USER MANUALS


Embedded Hive Metastore

Denodo Embedded MPP is shipped with an Embedded Hive Metastore that acts as a repository of metadata mapping Parquet files, Iceberg tables or Delta Lake tables - from S3, ADLS, GCS or HDFS - to Hive, Iceberg or Delta Lake tables.

The three predefined catalogs access to this Embedded Hive Metastore:

  • the hive catalog reads and writes Hive tables of Parquet files from Embedded Hive Metastore.

  • the delta catalog reads Delta Lake tables from Embedded Hive Metastore.
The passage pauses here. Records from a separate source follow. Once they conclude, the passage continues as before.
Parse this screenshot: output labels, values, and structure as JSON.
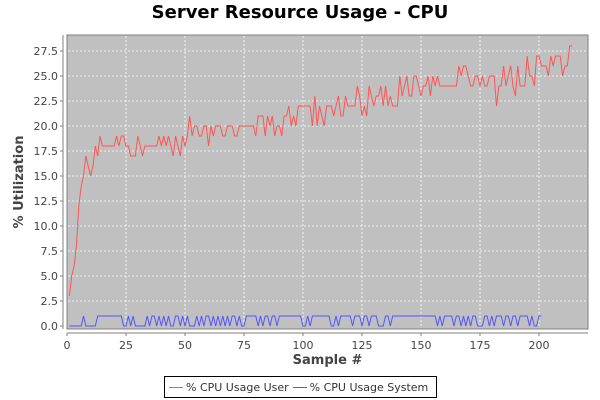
{
  "chart_data": {
    "type": "line",
    "title": "Server Resource Usage - CPU",
    "xlabel": "Sample #",
    "ylabel": "% Utilization",
    "xlim": [
      0,
      220
    ],
    "ylim": [
      0,
      29.3
    ],
    "x_ticks": [
      "0",
      "25",
      "50",
      "75",
      "100",
      "125",
      "150",
      "175",
      "200"
    ],
    "y_ticks": [
      "0.0",
      "2.5",
      "5.0",
      "7.5",
      "10.0",
      "12.5",
      "15.0",
      "17.5",
      "20.0",
      "22.5",
      "25.0",
      "27.5"
    ],
    "grid": true,
    "legend_position": "bottom",
    "background_color": "#c0c0c0",
    "series": [
      {
        "name": "% CPU Usage User",
        "color": "#ff5555",
        "x_start": 1,
        "values": [
          3,
          5,
          6,
          8,
          12,
          14,
          15,
          17,
          16,
          15,
          16,
          18,
          17,
          19,
          18,
          18,
          18,
          18,
          18,
          18,
          19,
          18,
          19,
          19,
          18,
          18,
          17,
          17,
          17,
          19,
          18,
          17,
          18,
          18,
          18,
          18,
          18,
          18,
          19,
          18,
          19,
          18,
          19,
          18,
          17,
          19,
          18,
          17,
          19,
          18,
          19,
          21,
          19,
          20,
          20,
          19,
          19,
          20,
          20,
          18,
          20,
          19,
          20,
          20,
          20,
          19,
          19,
          20,
          20,
          20,
          19,
          19,
          20,
          20,
          20,
          20,
          20,
          20,
          20,
          19,
          21,
          21,
          21,
          19,
          21,
          20,
          21,
          19,
          20,
          20,
          19,
          21,
          21,
          22,
          20,
          21,
          20,
          22,
          22,
          22,
          22,
          22,
          22,
          20,
          23,
          20,
          22,
          21,
          20,
          22,
          22,
          22,
          21,
          22,
          23,
          21,
          21,
          23,
          22,
          22,
          22,
          22,
          24,
          23,
          21,
          22,
          21,
          24,
          23,
          22,
          23,
          23,
          24,
          22,
          24,
          22,
          23,
          22,
          22,
          22,
          25,
          23,
          24,
          25,
          23,
          23,
          25,
          25,
          24,
          23,
          24,
          24,
          25,
          23,
          25,
          24,
          25,
          24,
          24,
          24,
          24,
          24,
          24,
          24,
          24,
          26,
          25,
          26,
          26,
          25,
          24,
          24,
          25,
          25,
          24,
          25,
          24,
          24,
          25,
          25,
          25,
          22,
          24,
          24,
          26,
          24,
          25,
          26,
          24,
          23,
          26,
          24,
          24,
          24,
          27,
          25,
          25,
          24,
          27,
          27,
          26,
          26,
          26,
          25,
          27,
          26,
          27,
          27,
          27,
          25,
          26,
          26,
          28,
          28
        ],
        "values_note": "approximate, read from plot"
      },
      {
        "name": "% CPU Usage System",
        "color": "#5555ff",
        "x_start": 1,
        "values": [
          0,
          0,
          0,
          0,
          0,
          0,
          1,
          0,
          0,
          0,
          0,
          0,
          1,
          1,
          1,
          1,
          1,
          1,
          1,
          1,
          1,
          1,
          1,
          0,
          0,
          1,
          0,
          1,
          0,
          0,
          0,
          0,
          0,
          1,
          0,
          1,
          1,
          0,
          1,
          0,
          1,
          0,
          1,
          0,
          0,
          1,
          1,
          0,
          1,
          0,
          1,
          0,
          0,
          0,
          1,
          0,
          1,
          0,
          1,
          1,
          0,
          1,
          0,
          1,
          0,
          1,
          0,
          1,
          0,
          1,
          1,
          0,
          1,
          0,
          0,
          1,
          1,
          1,
          1,
          1,
          0,
          1,
          0,
          1,
          1,
          0,
          1,
          1,
          0,
          1,
          1,
          1,
          1,
          1,
          1,
          1,
          1,
          1,
          1,
          0,
          0,
          1,
          0,
          1,
          1,
          1,
          1,
          1,
          1,
          1,
          1,
          0,
          0,
          1,
          0,
          1,
          1,
          1,
          1,
          1,
          0,
          1,
          1,
          1,
          0,
          1,
          1,
          0,
          1,
          1,
          1,
          0,
          0,
          0,
          1,
          1,
          0,
          1,
          1,
          1,
          1,
          1,
          1,
          1,
          1,
          1,
          1,
          1,
          1,
          1,
          1,
          1,
          1,
          1,
          1,
          1,
          0,
          1,
          0,
          1,
          1,
          1,
          1,
          0,
          1,
          1,
          0,
          1,
          0,
          1,
          0,
          1,
          1,
          0,
          0,
          0,
          1,
          1,
          0,
          1,
          0,
          1,
          1,
          1,
          0,
          1,
          1,
          0,
          1,
          1,
          0,
          1,
          1,
          1,
          1,
          0,
          1,
          0,
          0,
          1,
          1
        ],
        "values_note": "approximate, read from plot"
      }
    ]
  },
  "title": "Server Resource Usage - CPU",
  "legend": {
    "items": [
      {
        "label": "% CPU Usage User",
        "color": "#ff5555"
      },
      {
        "label": "% CPU Usage System",
        "color": "#5555ff"
      }
    ]
  }
}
  • the iceberg reads and writes Iceberg tables from Embedded Hive Metastore.

Note

hive, delta and iceberg are used only by Denodo to create tables as a result of graphical exploration of datasets on the From object storage tab of the Embedded MPP data source.

Therefore hive, delta and iceberg are restricted catalogs, so they are not listed on the From MPP Catalogs tab of the Embedded MPP data source.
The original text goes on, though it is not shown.